The project benefits from extensive preliminary work, including trenching, scout drilling, and metallurgical testing, alongside a feasibility study. Plans are in place for a copper flotation plant capable of processing 1,000 tons per day, intended to operate concurrently with ongoing resource delineation efforts.
CMR emphasizes that the deposit’s shallow depth and its advantageous location relative to existing infrastructure—including roads, power lines, and water sources—are likely to minimize both development and operational expenses.
Russell Tucker, who has recently joined CMR’s board as a non-executive director, remarked on the deposit’s favorable characteristics, noting parallels with other enduring, low-cost copper operations.
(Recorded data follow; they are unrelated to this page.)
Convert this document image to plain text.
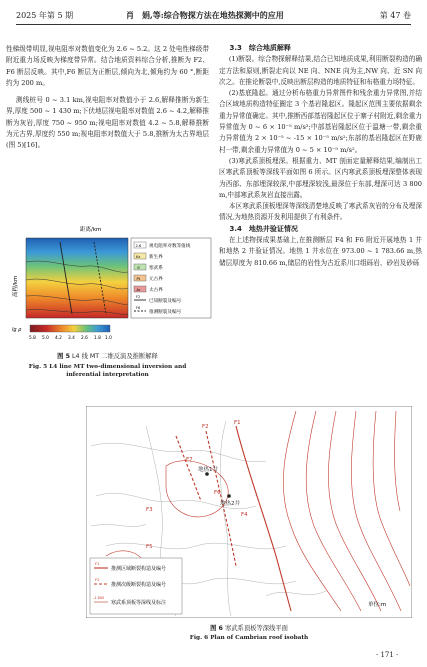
2025 年第 5 期	肖　娟,等:综合物探方法在地热探测中的应用	第 47 卷

性梯级带明显,视电阻率对数值变化为 2.6 ~ 5.2。这 2 处电性梯级带附近重力场反映为梯度带异常。结合地质资料综合分析,推断为 F2、F6 断层反映。其中,F6 断层为正断层,倾向为北,倾角约为 60 °,断距约为 200 m。

测线桩号 0 ~ 3.1 km,视电阻率对数值小于 2.6,解释推断为新生界,厚度 500 ~ 1 430 m;下伏地层视电阻率对数值 2.6 ~ 4.2,解释推断为灰岩,厚度 750 ~ 950 m;视电阻率对数值 4.2 ~ 5.8,解释推断为元古界,厚度约 550 m;视电阻率对数值大于 5.8,推断为太古界地层(图 5)[16]。

距离/km
高程/km
2.6 视电阻率对数等值线
Kz 新生界
∈ 寒武系
Pt 元古界
Ar 太古界
F2
已知断裂及编号
F6
推测断裂及编号
lg ρ
5.8 5.0 4.2 3.4 2.6 1.8 1.0
图 5 L4 线 MT 二维反演及推断解释
Fig. 5 L4 line MT two-dimensional inversion and inferential interpretation

3.3　综合地质解释

(1)断裂。综合物探解释结果,结合已知地质成果,利用断裂构造的确定方法和原则,断裂走向以 NE 向、NNE 向为主,NW 向、近 SN 向次之。在推论断裂中,反映出断层构造的地质特征和布格重力场特征。

(2)基底隆起。通过分析布格重力异常图件和残余重力异常图,并结合区域地质构造特征圈定 3 个基岩隆起区。隆起区范围主要依据剩余重力异常值确定。其中,推断西部基岩隆起区位于寨子村附近,剩余重力异常值为 0 ~ 6 × 10⁻⁵ m/s²;中部基岩隆起区位于温塘一带,剩余重力异常值为 2 × 10⁻⁵ ~ -15 × 10⁻⁵ m/s²;东部的基岩隆起区在野鹿村一带,剩余重力异常值为 0 ~ 5 × 10⁻⁵ m/s²。

(3)寒武系顶板埋深。根据重力、MT 剖面定量解释结果,编制出工区寒武系顶板等深线平面如图 6 所示。区内寒武系顶板埋深整体表现为西部、东部埋深较深,中部埋深较浅,最深位于东部,埋深可达 3 800 m,中部寒武系灰岩直接出露。

本区寒武系顶板埋深等深线清楚地反映了寒武系灰岩的分布及埋深情况,为地热资源开发利用提供了有利条件。

3.4　地热井验证情况

在上述物探成果基础上,在推测断层 F4 和 F6 附近开展地热 1 井和地热 2 井验证情况。地热 1 井水位在 973.00 ~ 1 783.66 m,热储层厚度为 810.66 m,储层的岩性为古近系川口组砾岩、砂岩及砂砾

地热1井
地热2井
F1
F2
F3
F4
F5
F6
F7
F1
推测区域断裂构造及编号
F2
推测次级断裂构造及编号
-1 800
寒武系顶板等深线及标注	单位:m
图 6 寒武系顶板等深线平面
Fig. 6 Plan of Cambrian roof isobath
· 171 ·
He highlighted the potential for renewable energy sources, particularly solar, to power the mining operations.
Chief Executive Officer Charlie Long expressed enthusiasm for the project, stating that despite exploring multiple copper-silver ventures, this particular deposit has always remained the primary focus.
This latest joint venture follows CMR’s successful funding round in March, during which the company secured a £2.5 million investment from Gilini Holdings to support its Moroccan activities. The initial payment of £425,000 was received, with additional payments scheduled for later in 2025 and early 2026.
Morocco is rich in untapped critical mineral reserves essential for the clean energy transition. Recent studies suggest the country possesses significant quantities of materials vital for lithium-ion batteries, including substantial reserves of phosphates, manganese, cobalt, nickel, and copper. There is also growing interest in the exploration of rare earth elements within the country.
The Office of Hydrocarbons and Mines (ONHYM) has been intensifying its exploration initiatives, with 44 projects conducted in 2024 focusing on strategic materials throughout Morocco's most promising regions. ONHYM has identified three primary types of rare earth deposits, indicating a robust potential for future mineral extraction.
On Friday, following the announcement of the joint venture, shares in Critical Mineral Resources saw a notable increase of 13%, rising to 1.30 pence in London.